Certainly any attempt to live a life that could be identified as Christian has been severely undermined by this approach. you don’t understand church services? They aren’t meaningful to you? Asking questions, studying, spending time trying to learn about their intricacy and beauty is often called fanaticism or hypocrisy. Going to more of them to get used to them is even worse. A child may attend early morning soccer practice daily, but an early morning church service? Some Orthodox even seem to think that reading the Bible in order to place the scriptural lessons into a context so they make more sense is something only members of cults do.
But I suggest that this way of seeming “hypocrisy” may be the way we should walk. We need to learn to pray. We need to develop a relationship with our God. We need to begin even when we don’t really know how. To keep ourselves honest, we can say, “God, if there is a God, reveal Yourself to me,” or “God, I want to love You,” or “Lord, I believe, help my unbelief.” We need to struggle with not getting the kind of answers unconsciously we may expect from God. He always responds to our prayer, but being the best of parents, He doesn’t always say yes. And sometimes His silence is very loud because He is telling us that we need to grow up and figure out or do something on our own.
If we begin to do this, to put ourselves into Christ, Christmas, along with very many other things, will cease to be a problem. We will want to use every way we can think of to celebrate the greatness of the coming of our God and Savior. We have so many ways to choose form, and they are all literally God-given. We have the beauty and solemn joy of church services; the sharing of life in eucharistic communion as well as at our family tables, all heightened by the preceding days of fasting. We can decorate our surroundings; prepare beautiful things; pay more attention to giving and receiving love, including giving presents if they are important to us and to those we love; sing our hearts out; discover the neighbors who have less than we do and share some of our bounty with them. You can add to the list. All of these ways of human celebration and more can be brought before Christ, can be “baptised”. If some of our ways of celebration can’t stand before Him – getting drunk and making life hell for our family, for example – then we had best learn how to let go of them.
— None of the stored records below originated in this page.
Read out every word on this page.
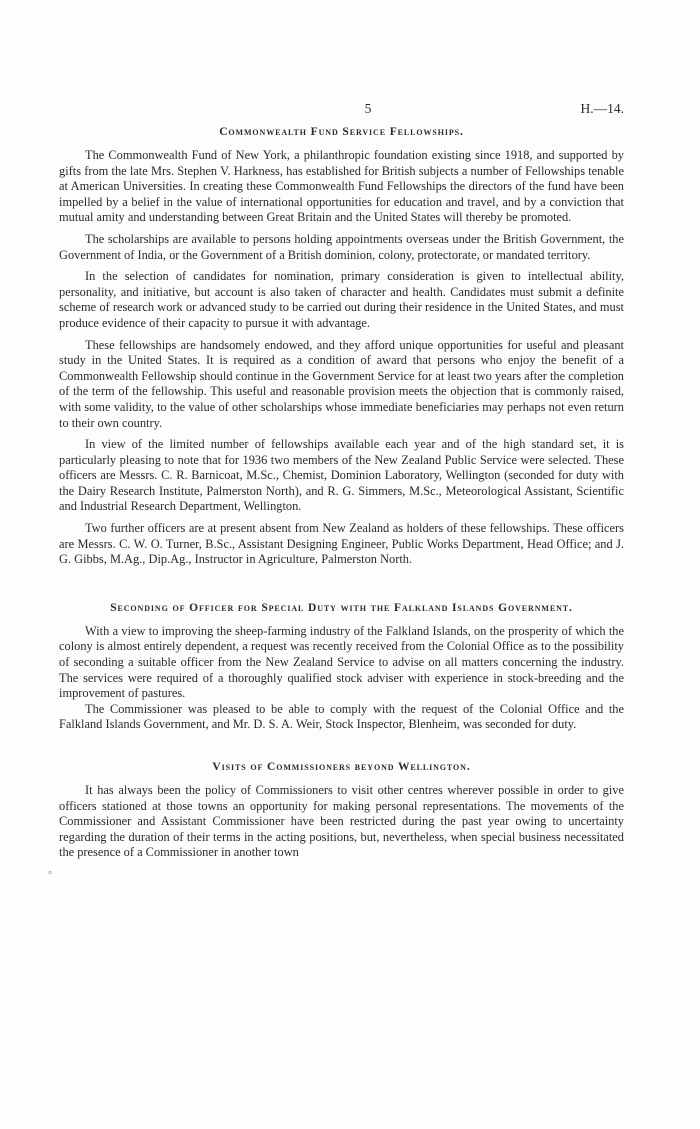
5	H.—14.
Commonwealth Fund Service Fellowships.

The Commonwealth Fund of New York, a philanthropic foundation existing since 1918, and supported by gifts from the late Mrs. Stephen V. Harkness, has established for British subjects a number of Fellowships tenable at American Universities. In creating these Commonwealth Fund Fellowships the directors of the fund have been impelled by a belief in the value of international opportunities for education and travel, and by a conviction that mutual amity and understanding between Great Britain and the United States will thereby be promoted.

The scholarships are available to persons holding appointments overseas under the British Government, the Government of India, or the Government of a British dominion, colony, protectorate, or mandated territory.

In the selection of candidates for nomination, primary consideration is given to intellectual ability, personality, and initiative, but account is also taken of character and health. Candidates must submit a definite scheme of research work or advanced study to be carried out during their residence in the United States, and must produce evidence of their capacity to pursue it with advantage.

These fellowships are handsomely endowed, and they afford unique opportunities for useful and pleasant study in the United States. It is required as a condition of award that persons who enjoy the benefit of a Commonwealth Fellowship should continue in the Government Service for at least two years after the completion of the term of the fellowship. This useful and reasonable provision meets the objection that is commonly raised, with some validity, to the value of other scholarships whose immediate beneficiaries may perhaps not even return to their own country.

In view of the limited number of fellowships available each year and of the high standard set, it is particularly pleasing to note that for 1936 two members of the New Zealand Public Service were selected. These officers are Messrs. C. R. Barnicoat, M.Sc., Chemist, Dominion Laboratory, Wellington (seconded for duty with the Dairy Research Institute, Palmerston North), and R. G. Simmers, M.Sc., Meteorological Assistant, Scientific and Industrial Research Department, Wellington.

Two further officers are at present absent from New Zealand as holders of these fellowships. These officers are Messrs. C. W. O. Turner, B.Sc., Assistant Designing Engineer, Public Works Department, Head Office; and J. G. Gibbs, M.Ag., Dip.Ag., Instructor in Agriculture, Palmerston North.

Seconding of Officer for Special Duty with the Falkland Islands Government.

With a view to improving the sheep-farming industry of the Falkland Islands, on the prosperity of which the colony is almost entirely dependent, a request was recently received from the Colonial Office as to the possibility of seconding a suitable officer from the New Zealand Service to advise on all matters concerning the industry. The services were required of a thoroughly qualified stock adviser with experience in stock-breeding and the improvement of pastures.

The Commissioner was pleased to be able to comply with the request of the Colonial Office and the Falkland Islands Government, and Mr. D. S. A. Weir, Stock Inspector, Blenheim, was seconded for duty.

Visits of Commissioners beyond Wellington.

It has always been the policy of Commissioners to visit other centres wherever possible in order to give officers stationed at those towns an opportunity for making personal representations. The movements of the Commissioner and Assistant Commissioner have been restricted during the past year owing to uncertainty regarding the duration of their terms in the acting positions, but, nevertheless, when special business necessitated the presence of a Commissioner in another town

°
Let us think about this. What are the things in my daily life and in my celebrations at times such as Christmas that I can bring before the Lord? How can I prepare for Him? Would I be willing to have Him walk int he door of our church the way we do the services? Am I grateful that He lived as Jesus in first-century Palestine so there is no danger He could walk into my house on Christmas day? These are some of the questions we can put to ourselves as well as to our children. Certainly Christmas is one of the times we should remember Jesus’ words that we must become as little children to inherit the kingdom of heaven.
So rejoice in the Lord. Look for the joy of a child’s wonder. celebrate the feast. And let this Christmas be the beginning of a whole re-orientation of our life around the center of reality: God has made us and redeemed us, and in preparing for the Christ child in the manger, we prepare to welcome all the Life and Love in the universe.